From the programmer’s point of view, I/O system calls exhibit one of three kinds of behaviour: 

1. Blocking: process suspended until I/O completed

• easy to use and understand.

• insufficient for some needs.

2. Nonblocking: I/O call returns as much as available

• returns almost immediately with count of bytes read or written (possibly 0).

• can be used by e.g. user interface code.

• essentially application-level “polled I/O”.

3. Asynchronous: process continues to run while I/O executes

• I/O subsystem explicitly signals process when its I/O request has completed.

• most flexible (and potentially efficient).

• . . . but also most difficult to use.

Most systems provide both blocking and non-blocking I/O interfaces; modern s systems(e.g.
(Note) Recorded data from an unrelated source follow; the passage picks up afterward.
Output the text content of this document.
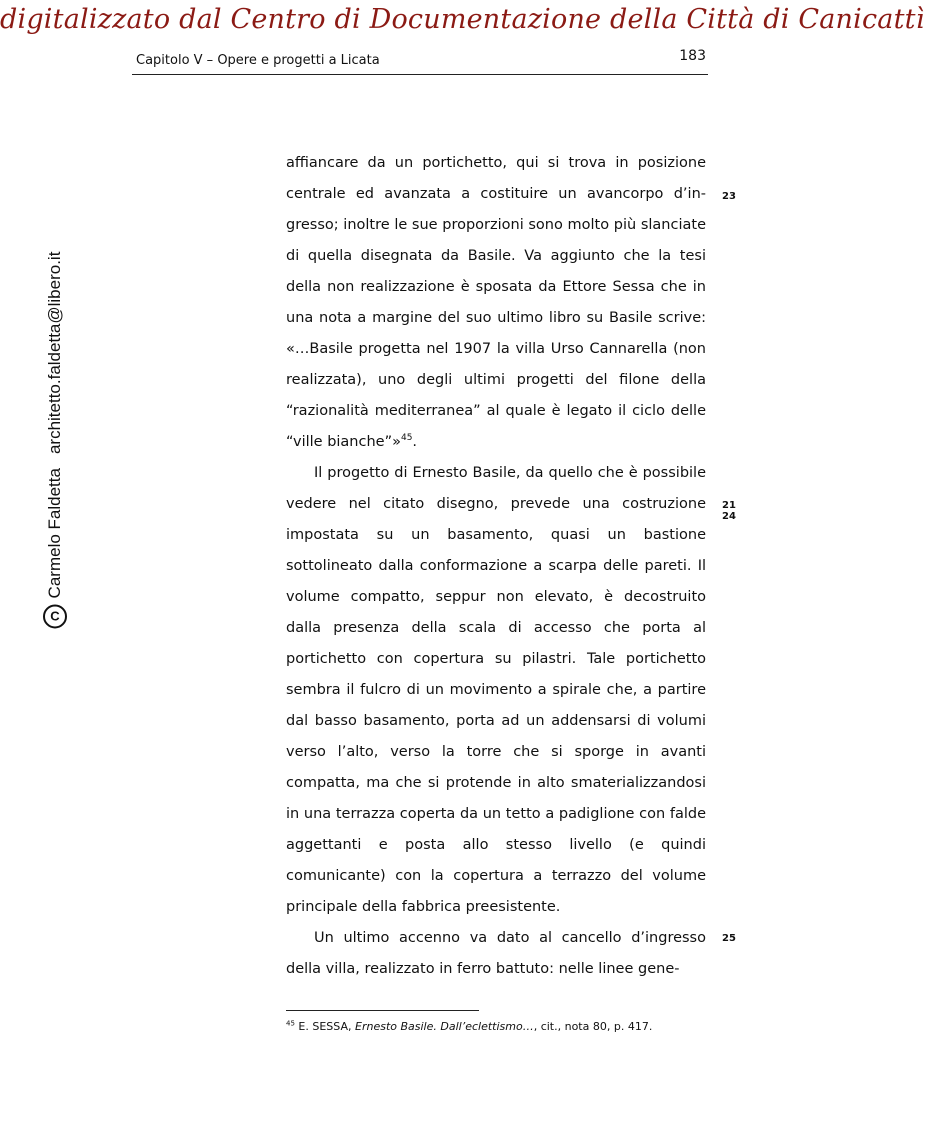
digitalizzato dal Centro di Documentazione della Città di Canicattì
Capitolo V – Opere e progetti a Licata	183
C
Carmelo Faldetta
architetto.faldetta@libero.it

affiancare da un portichetto, qui si trova in posizione centrale ed avanzata a costituire un avancorpo d’ingresso; inoltre le sue proporzioni sono molto più slanciate di quella disegnata da Basile. Va aggiunto che la tesi della non realizzazione è sposata da Ettore Sessa che in una nota a margine del suo ultimo libro su Basile scrive: «…Basile progetta nel 1907 la villa Urso Cannarella (non realizzata), uno degli ultimi progetti del filone della “razionalità mediterranea” al quale è legato il ciclo delle “ville bianche”»$^{45}$.

Il progetto di Ernesto Basile, da quello che è possibile vedere nel citato disegno, prevede una costruzione impostata su un basamento, quasi un bastione sottolineato dalla conformazione a scarpa delle pareti. Il volume compatto, seppur non elevato, è decostruito dalla presenza della scala di accesso che porta al portichetto con copertura su pilastri. Tale portichetto sembra il fulcro di un movimento a spirale che, a partire dal basso basamento, porta ad un addensarsi di volumi verso l’alto, verso la torre che si sporge in avanti compatta, ma che si protende in alto smaterializzandosi in una terrazza coperta da un tetto a padiglione con falde aggettanti e posta allo stesso livello (e quindi comunicante) con la copertura a terrazzo del volume principale della fabbrica preesistente.

Un ultimo accenno va dato al cancello d’ingresso della villa, realizzato in ferro battuto: nelle linee gene-

23
21
24
25
$^{45}$ E. SESSA, Ernesto Basile. Dall’eclettismo…, cit., nota 80, p. 417.
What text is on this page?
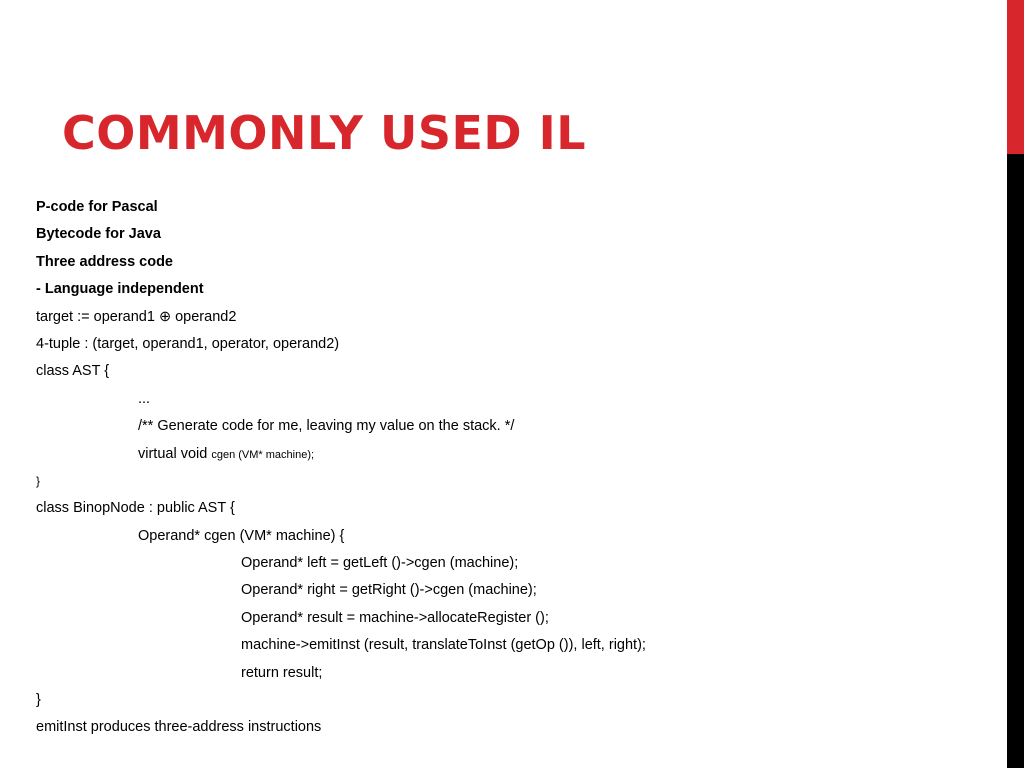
COMMONLY USED IL
P-code for Pascal
Bytecode for Java
Three address code
- Language independent
target := operand1 ⊕ operand2
4-tuple : (target, operand1, operator, operand2)
class AST {
...
/** Generate code for me, leaving my value on the stack. */
virtual void cgen (VM* machine);
}
class BinopNode : public AST {
Operand* cgen (VM* machine) {
Operand* left = getLeft ()->cgen (machine);
Operand* right = getRight ()->cgen (machine);
Operand* result = machine->allocateRegister ();
machine->emitInst (result, translateToInst (getOp ()), left, right);
return result;
}
emitInst produces three-address instructions
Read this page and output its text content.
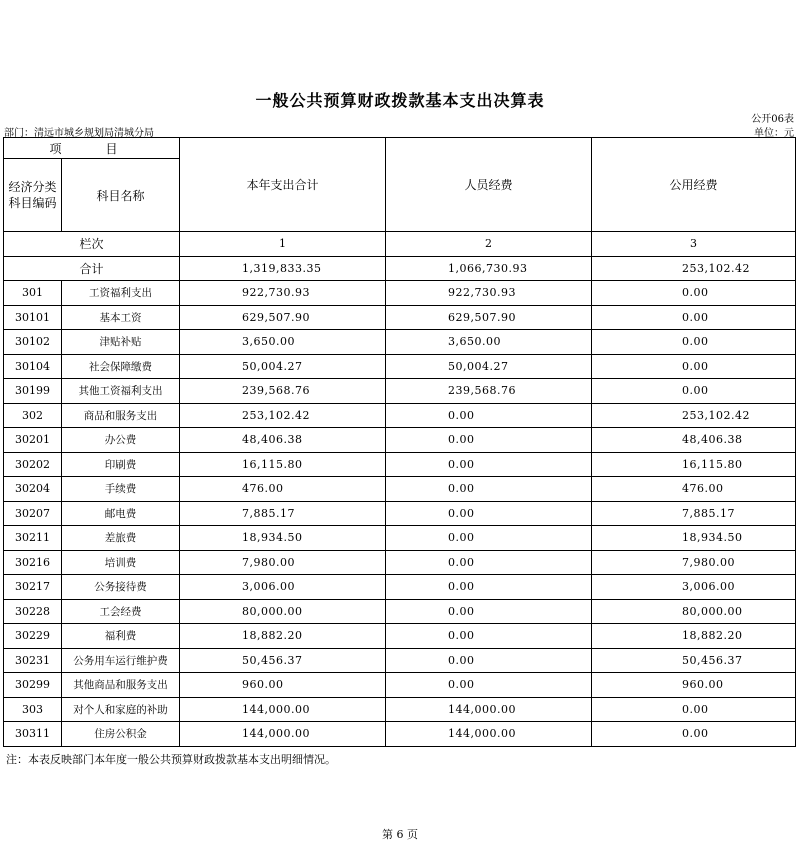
一般公共预算财政拨款基本支出决算表
公开06表
部门：清远市城乡规划局清城分局	单位：元
项　目		本年支出合计	人员经费	公用经费
经济分类科目编码	科目名称			
栏次		1	2	3
合计		1,319,833.35	1,066,730.93	253,102.42
301	工资福利支出	922,730.93	922,730.93	0.00
30101	基本工资	629,507.90	629,507.90	0.00
30102	津贴补贴	3,650.00	3,650.00	0.00
30104	社会保障缴费	50,004.27	50,004.27	0.00
30199	其他工资福利支出	239,568.76	239,568.76	0.00
302	商品和服务支出	253,102.42	0.00	253,102.42
30201	办公费	48,406.38	0.00	48,406.38
30202	印刷费	16,115.80	0.00	16,115.80
30204	手续费	476.00	0.00	476.00
30207	邮电费	7,885.17	0.00	7,885.17
30211	差旅费	18,934.50	0.00	18,934.50
30216	培训费	7,980.00	0.00	7,980.00
30217	公务接待费	3,006.00	0.00	3,006.00
30228	工会经费	80,000.00	0.00	80,000.00
30229	福利费	18,882.20	0.00	18,882.20
30231	公务用车运行维护费	50,456.37	0.00	50,456.37
30299	其他商品和服务支出	960.00	0.00	960.00
303	对个人和家庭的补助	144,000.00	144,000.00	0.00
30311	住房公积金	144,000.00	144,000.00	0.00
注：本表反映部门本年度一般公共预算财政拨款基本支出明细情况。
第 6 页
NT, Linux) also support asynchronous I/O, but used Infrequently.

Other I/O Issues

• Caching: fast memory holding copy of data

– can work with both reads and writes

– key to I/O performance

Scheduling:

– e.g. ordering I/O requests via per-device queue

– some operating systems try fairness. . .

Spooling: queue output for a device

– useful for “single user” devices which can serve only one request at a time (e.g. printer)

Device reservation:

– system calls for acquiring or releasing exclusive access to a device (careful!).

Error handling:

– e.g. recover from disk read, device unavailable, transient write failures, etc.

– most I/O system calls return an error number or code when an I/O request fails.

– system error logs hold problem reports.